Degree-aware readout: Uses separate weights for nodes of different degrees
Edge feature incorporation: Considers both node and edge attributes in message passing
Permutation invariant: Graph-level output is invariant to node ordering
Differentiable: Supports backpropagation through the graph structure

Usage Example¶

Molecular Property Prediction¶

use athena

type(network_type) :: network
type(graph_type), allocatable :: molecules(:,:)
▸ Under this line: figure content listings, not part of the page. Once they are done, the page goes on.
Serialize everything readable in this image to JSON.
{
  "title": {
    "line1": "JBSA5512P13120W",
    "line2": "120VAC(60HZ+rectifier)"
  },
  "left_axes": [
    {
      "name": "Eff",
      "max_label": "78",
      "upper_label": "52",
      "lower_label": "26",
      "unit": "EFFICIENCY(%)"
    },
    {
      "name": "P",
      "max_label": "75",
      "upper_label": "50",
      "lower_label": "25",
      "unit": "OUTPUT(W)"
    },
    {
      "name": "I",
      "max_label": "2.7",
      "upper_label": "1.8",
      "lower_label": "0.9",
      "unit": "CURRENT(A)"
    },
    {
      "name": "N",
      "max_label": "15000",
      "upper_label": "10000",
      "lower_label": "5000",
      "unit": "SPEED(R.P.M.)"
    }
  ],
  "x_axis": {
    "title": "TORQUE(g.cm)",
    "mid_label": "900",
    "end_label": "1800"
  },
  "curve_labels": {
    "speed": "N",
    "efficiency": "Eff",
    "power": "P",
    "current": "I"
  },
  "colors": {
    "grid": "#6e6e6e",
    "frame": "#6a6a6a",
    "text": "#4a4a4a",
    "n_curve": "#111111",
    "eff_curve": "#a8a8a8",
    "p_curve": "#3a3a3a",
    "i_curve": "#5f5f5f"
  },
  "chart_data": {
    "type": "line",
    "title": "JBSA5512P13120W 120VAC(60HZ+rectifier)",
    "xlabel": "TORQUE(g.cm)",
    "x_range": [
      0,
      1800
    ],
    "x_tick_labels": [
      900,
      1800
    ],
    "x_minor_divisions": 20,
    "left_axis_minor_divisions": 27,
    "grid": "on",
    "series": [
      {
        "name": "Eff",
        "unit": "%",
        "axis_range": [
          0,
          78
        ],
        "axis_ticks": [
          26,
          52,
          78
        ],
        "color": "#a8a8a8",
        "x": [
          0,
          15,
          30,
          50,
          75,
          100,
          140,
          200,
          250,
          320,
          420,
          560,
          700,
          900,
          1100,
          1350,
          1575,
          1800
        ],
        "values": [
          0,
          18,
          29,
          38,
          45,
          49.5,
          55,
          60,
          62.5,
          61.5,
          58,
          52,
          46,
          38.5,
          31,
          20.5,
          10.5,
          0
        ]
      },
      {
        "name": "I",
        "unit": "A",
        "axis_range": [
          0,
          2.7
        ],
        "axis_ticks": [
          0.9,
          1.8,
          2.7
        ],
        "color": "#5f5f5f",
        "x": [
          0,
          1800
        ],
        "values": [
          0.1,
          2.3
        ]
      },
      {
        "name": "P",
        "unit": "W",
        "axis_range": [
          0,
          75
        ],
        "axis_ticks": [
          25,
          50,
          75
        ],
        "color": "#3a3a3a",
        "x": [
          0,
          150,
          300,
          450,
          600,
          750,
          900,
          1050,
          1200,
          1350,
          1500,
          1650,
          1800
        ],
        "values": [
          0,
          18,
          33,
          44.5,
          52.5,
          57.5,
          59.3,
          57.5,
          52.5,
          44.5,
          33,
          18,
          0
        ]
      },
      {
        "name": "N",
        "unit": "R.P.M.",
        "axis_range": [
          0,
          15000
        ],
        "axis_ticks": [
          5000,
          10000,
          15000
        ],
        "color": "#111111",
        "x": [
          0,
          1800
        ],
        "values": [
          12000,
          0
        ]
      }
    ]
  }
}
! Add Duvenaud message passing layer
call network%add(duvenaud_msgpass_layer_type( &
     num_vertex_features=[6, 16, 16, 16], &  ! 4 time steps
     num_edge_features=[4, 8, 8, 8], &
     num_time_steps=4, &
     max_vertex_degree=6, &
     num_outputs=32, &
     min_vertex_degree=1, &
     message_activation="relu", &
     readout_activation="softmax", &
     kernel_initialiser="glorot_normal", &
     batch_size=8))

! Add dense layers for prediction
call network%add(full_layer_type( &
     num_inputs=32, num_outputs=128, activation="relu"))
call network%add(full_layer_type( &
     num_outputs=64, activation="relu"))
call network%add(full_layer_type( &
     num_outputs=1, activation="none"))

! Compile and train
call network%compile( &
     optimiser=adam_optimiser_type(), &
     loss_method="mse", &
     batch_size=8)

call network%train(molecules, target_energies, num_epochs=100)

Notes¶

Graph Data Requirements

Graphs should have add_self_loops() called and be converted to sparse format for efficiency:

call molecule%add_self_loops()
call molecule%convert_to_sparse()

Computational Complexity

Time complexity: \(O(T \cdot |E| \cdot F)\) where \(T\) is time steps, \(|E|\) is edges, \(F\) is feature dimension
Space complexity: \(O(D \cdot F \cdot F_{\text{out}})\) for readout weights

When to Use

Molecular property prediction (energy, solubility, toxicity)
Chemical reaction prediction
Graph classification tasks
When edge features are important
When graph-level (not node-level) predictions are needed

References¶

Duvenaud, D. K., et al. (2015). “Convolutional Networks on Graphs for Learning Molecular Fingerprints.” Advances in Neural Information Processing Systems, 28, DOI: 10.48550/arXiv.1509.09292.